Where would patients die? Published experience in the Netherlands shows individual doctors help patients die so infrequently that nearly a third of patients develop complications, including waking in a distressed state. The alternative of a few geographically distant "dying" clinics run by non-medical experts is unlikely to gain acceptance.

What are the safeguards? Lord Joffe's previous Bill proposed a 14-day opt-out period, but depression and other symptoms can take more than two weeks to treat. There are patients alive today with a good quality of life who would have died unnecessarily under Joffe's Bill simply because their response to treatment would have fallen outside the two-week limit.

If supporters of assisted suicide had spent a fraction of their undoubted passion in promoting wider access to palliative care, they would have already successfully supported many more patients than they can ever hope to aid by promoting a fundamentally flawed approach.

Margaret Ellam, retired palliative medicine consultant:

Sir: Your article on physician-assisted suicide repeats the usual arguments for this procedure to be available in Britain. As a recently retired consultant in palliative medicine, my view would be against such legislation, but that is not the point I wish to make here.

If society decides this is an option that should be available, then society must take responsibility for achieving these deaths. There would be no need for doctors to be involved.

What would be needed? Obviously good secretarial skills, probably with mandatory legal training. The dosages of the lethal cocktail could easily be calculated from height and weight tables. The same type of drugs would be used each time and a competent technician could control their supply.

When abortion became freely available, many of us anticipated its widespread use in society. But we realised that the necessary surgery could be done only by trained gynaecologists. Drinking a large dose of barbiturates needs no medical supervision .

Doctors should not be made the scapegoats for those wanting access to euthanasia. All of us are ageing slowly, and if a person whose death is only months away can be "put to sleep" by society then, logically, it must be available for any of us. Only please don't ask doctors, who have spent years training to control and relieve disease, to be the agents facilitating suicide.

Peter Saunders, Care Not Killing campaign director:

Sir: The case of Diane Pretty (8 May), who died naturally after seeking assisted suicide for motor neurone disease five years ago this week, is sad but very unusual. About 1,000 people with this condition die every year in the UK, and most do not ask to have their lives intentionally ended.

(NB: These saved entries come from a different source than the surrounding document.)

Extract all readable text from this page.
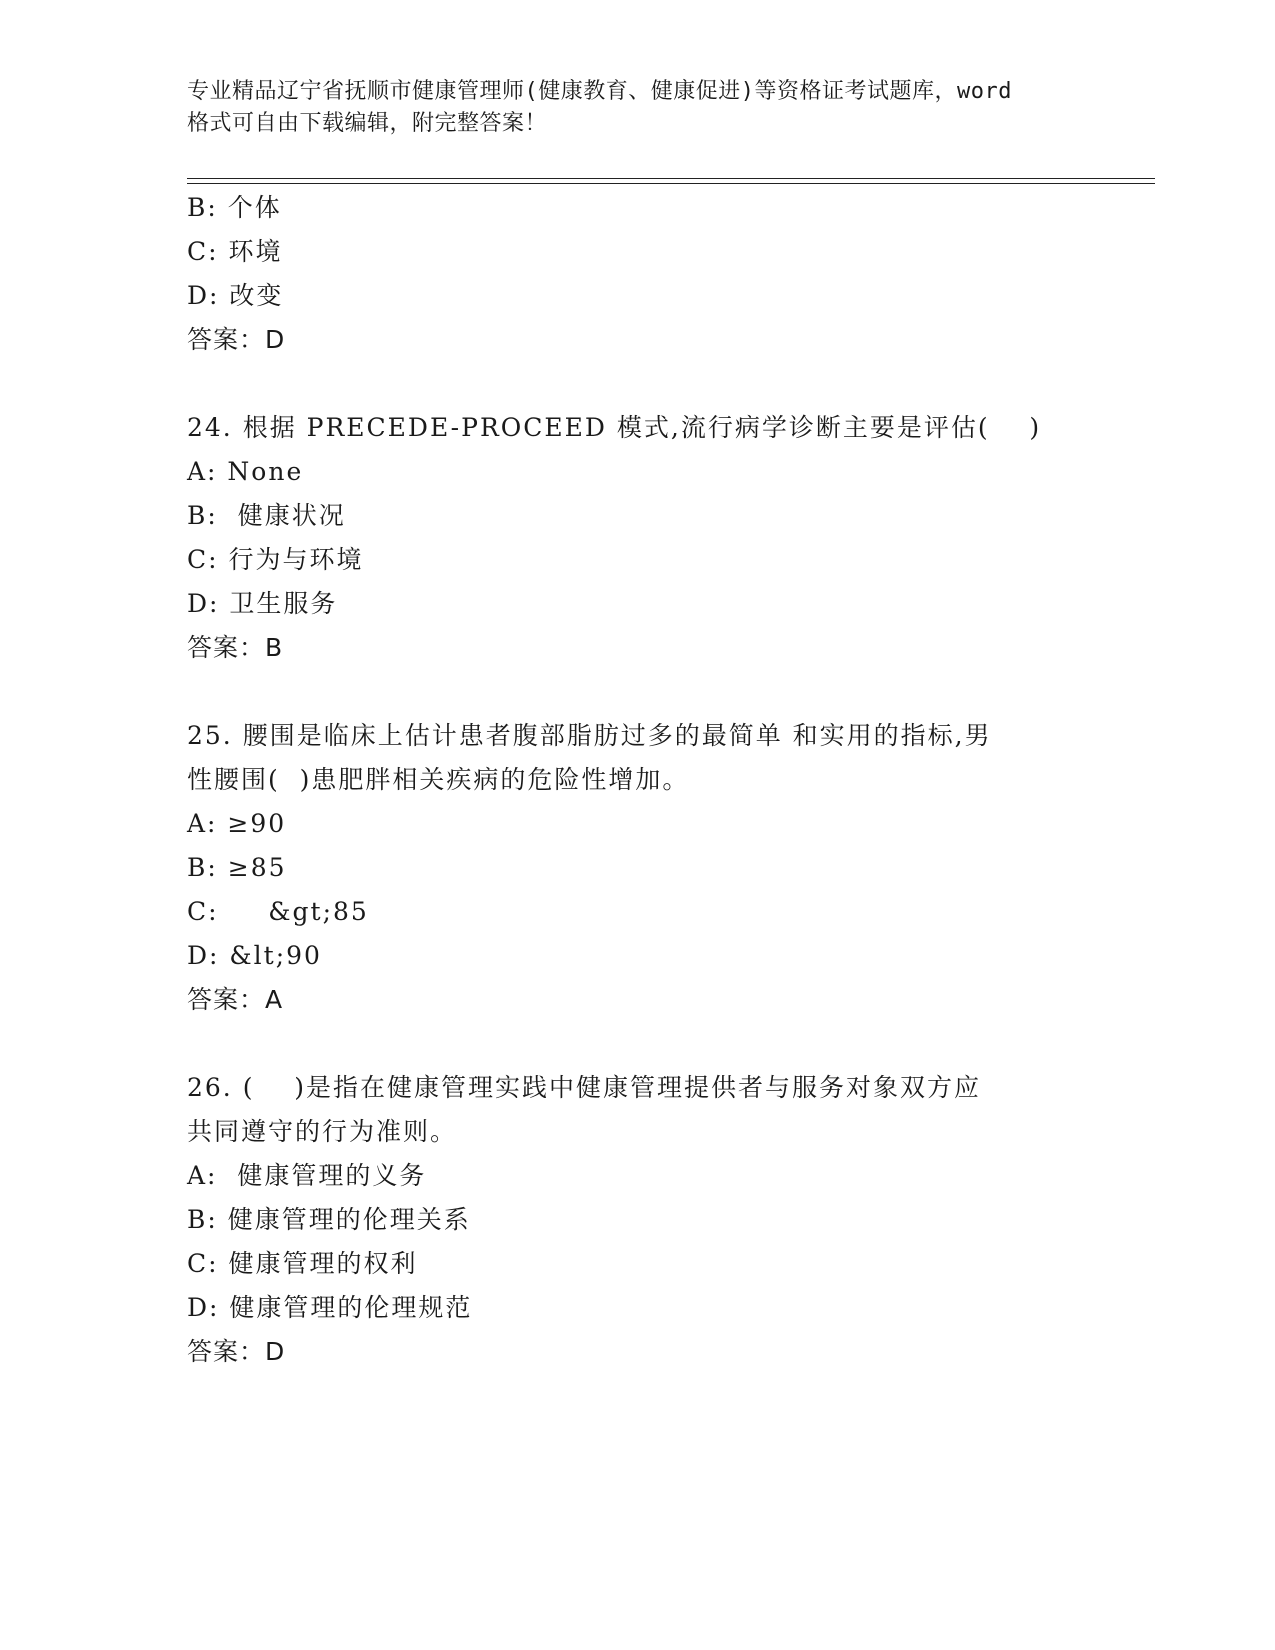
专业精品辽宁省抚顺市健康管理师(健康教育、健康促进)等资格证考试题库，word
格式可自由下载编辑，附完整答案！
B: 个体
C: 环境
D: 改变
答案：D
24. 根据 PRECEDE-PROCEED 模式,流行病学诊断主要是评估(    )
A: None
B:  健康状况
C: 行为与环境
D: 卫生服务
答案：B
25. 腰围是临床上估计患者腹部脂肪过多的最简单 和实用的指标,男
性腰围(  )患肥胖相关疾病的危险性增加。
A: ≥90
B: ≥85
C:     &gt;85
D: &lt;90
答案：A
26. (    )是指在健康管理实践中健康管理提供者与服务对象双方应
共同遵守的行为准则。
A:  健康管理的义务
B: 健康管理的伦理关系
C: 健康管理的权利
D: 健康管理的伦理规范
答案：D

In fact, requests for assisted suicide are extremely rare when patients' physical, psychological and spiritual needs are properly met. This should prompt us to call for the excellent standard of palliative care available to some in this country to be made more readily accessible to all. To this end, Baroness Finlay's Palliative Care Bill, now before the House of Lords, deserves our full support.

Lord Joffe's Assisted Dying for the Terminally Ill Bill, which attempted to legalise assisted suicide, suffered a resounding 148-100 defeat in the Lords last year because peers realised that a change in the law to allow assisted dying would have placed subtle pressure on vulnerable people - the sick, disabled, elderly or depressed - to request early death.

To change the law for a few who persist in their request for euthanasia, despite receiving the best palliative care, would put a much larger number of others at risk.

We continue to encourage Care Not Killing supporters to make their views known to the media.